The flow direction of steam is of great importance to dredging out accumulated water in the main pipe, the flow direction of steam in a local range in the pipeline is in a chaotic state, and when the flow direction of uncertain steam is opened to drain water, the wrong direction not only can lead to the fact that condensed water cannot be discharged, but also can lead to the loss of a large amount of steam, and the cost is increased.

The invention changes the traditional passive drainage mode, utilizes the hydraulic balance and thermodynamic balance equation to carry out simulation modeling on the heat supply pipeline, combines with real-time data to calculate the steam parameters of each node (any elbow, tee joint, valve, steam trap, opening and the like are all called as nodes), and can realize more reasonable and rapid active drainage by setting drainage conditions and according to the steam flow direction; the safety and the stability of the operation of the whole pipeline are effectively ensured.

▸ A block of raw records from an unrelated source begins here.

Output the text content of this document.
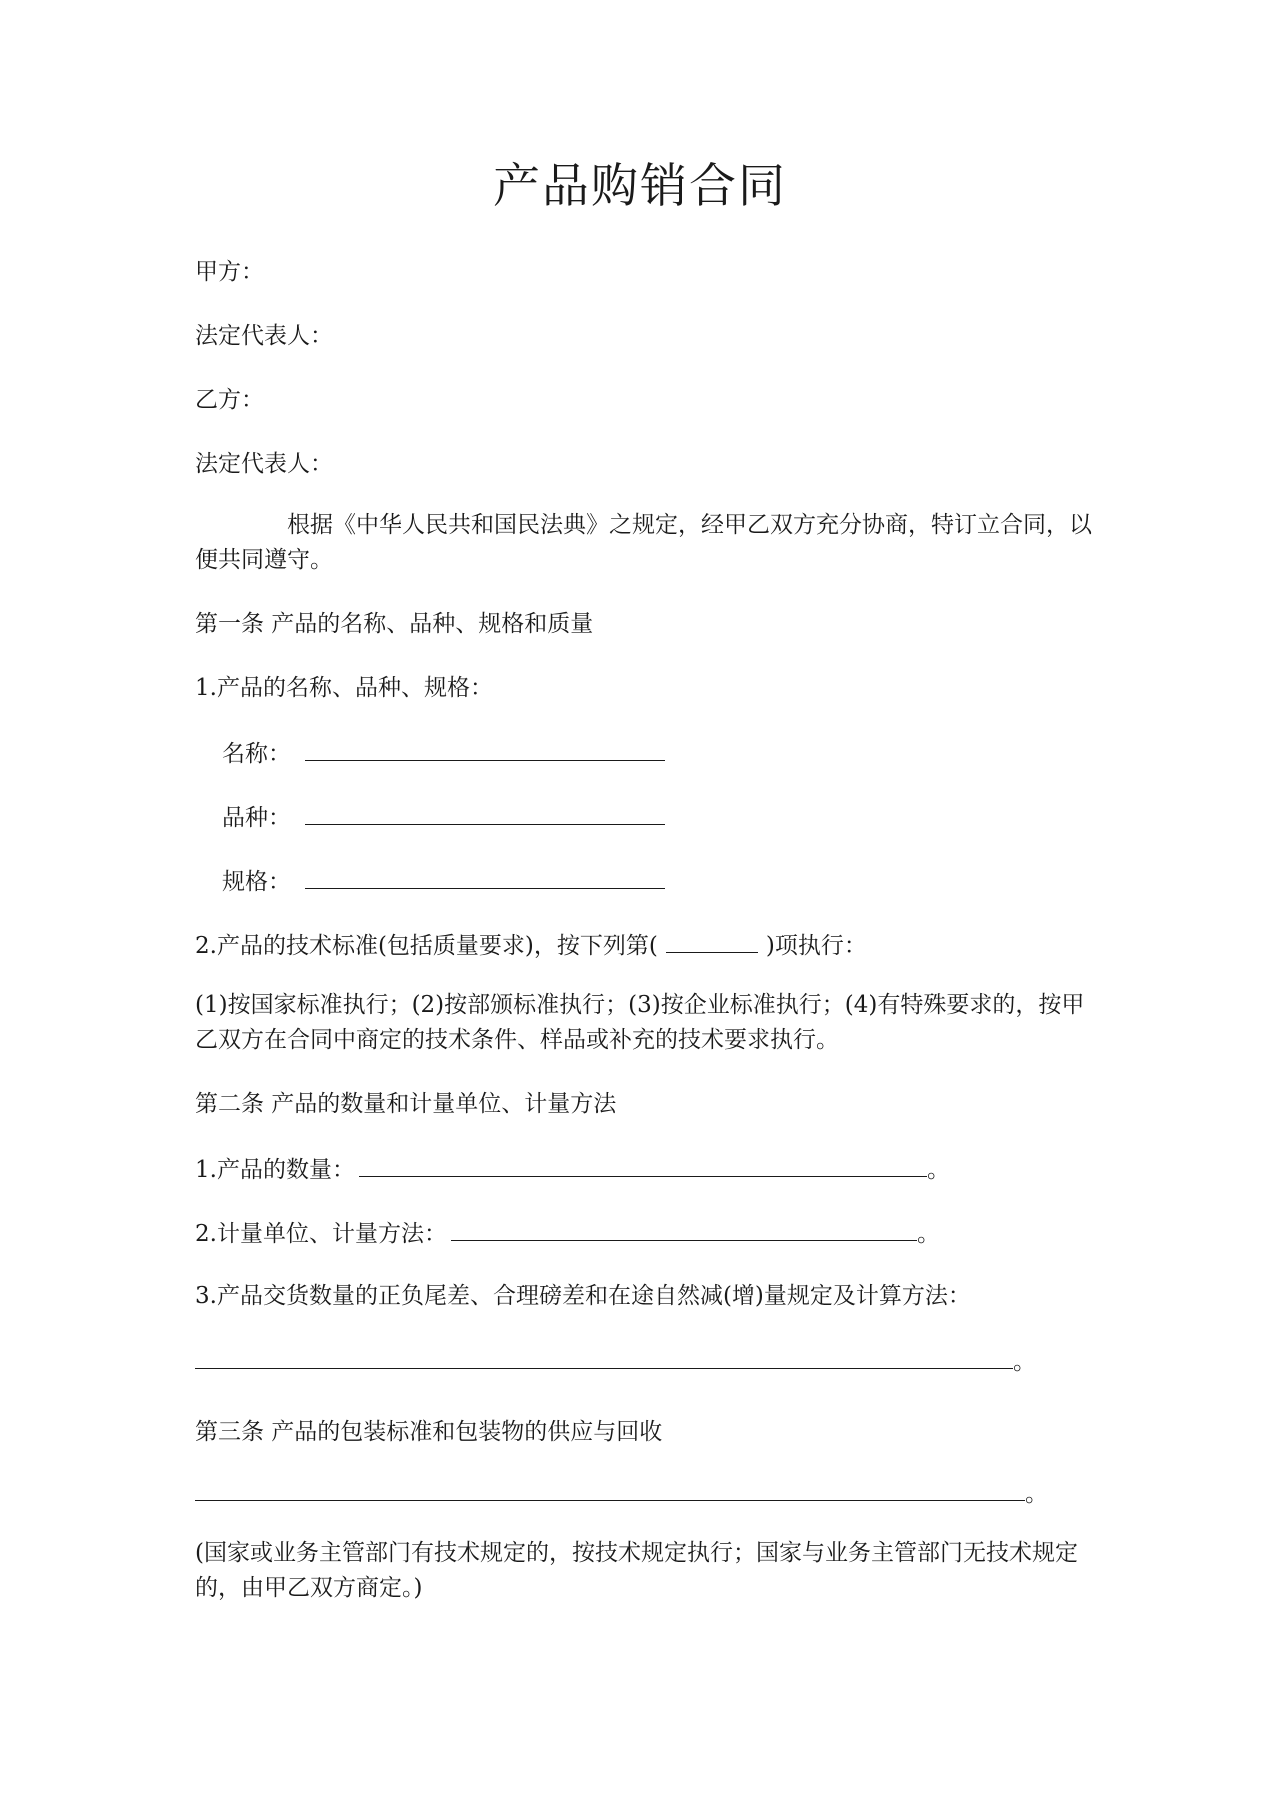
产品购销合同
甲方：
法定代表人：
乙方：
法定代表人：
根据《中华人民共和国民法典》之规定，经甲乙双方充分协商，特订立合同，以便共同遵守。
第一条 产品的名称、品种、规格和质量
1.产品的名称、品种、规格：
名称：
品种：
规格：
2.产品的技术标准(包括质量要求)，按下列第(	)项执行：
(1)按国家标准执行；(2)按部颁标准执行；(3)按企业标准执行；(4)有特殊要求的，按甲乙双方在合同中商定的技术条件、样品或补充的技术要求执行。
第二条 产品的数量和计量单位、计量方法
1.产品的数量：	。
2.计量单位、计量方法：	。
3.产品交货数量的正负尾差、合理磅差和在途自然减(增)量规定及计算方法：
。
第三条 产品的包装标准和包装物的供应与回收
。
(国家或业务主管部门有技术规定的，按技术规定执行；国家与业务主管部门无技术规定的，由甲乙双方商定。)
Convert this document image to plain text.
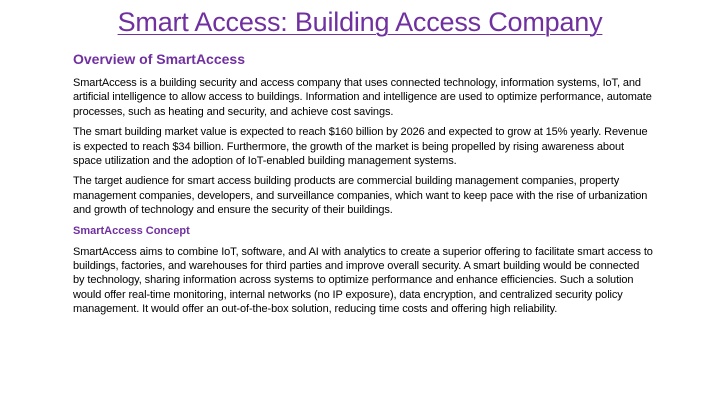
Smart Access: Building Access Company
Overview of SmartAccess

SmartAccess is a building security and access company that uses connected technology, information systems, IoT, and artificial intelligence to allow access to buildings. Information and intelligence are used to optimize performance, automate processes, such as heating and security, and achieve cost savings.

The smart building market value is expected to reach $160 billion by 2026 and expected to grow at 15% yearly. Revenue is expected to reach $34 billion. Furthermore, the growth of the market is being propelled by rising awareness about space utilization and the adoption of IoT-enabled building management systems.

The target audience for smart access building products are commercial building management companies, property management companies, developers, and surveillance companies, which want to keep pace with the rise of urbanization and growth of technology and ensure the security of their buildings.

SmartAccess Concept

SmartAccess aims to combine IoT, software, and AI with analytics to create a superior offering to facilitate smart access to buildings, factories, and warehouses for third parties and improve overall security. A smart building would be connected by technology, sharing information across systems to optimize performance and enhance efficiencies. Such a solution would offer real-time monitoring, internal networks (no IP exposure), data encryption, and centralized security policy management. It would offer an out-of-the-box solution, reducing time costs and offering high reliability.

The above description is only a preferred embodiment of the present invention and is not intended to limit the present invention, and various modifications and changes may be made by those skilled in the art. Any modification, equivalent replacement, or improvement made within the spirit and principle of the present invention should be included in the protection scope of the present invention.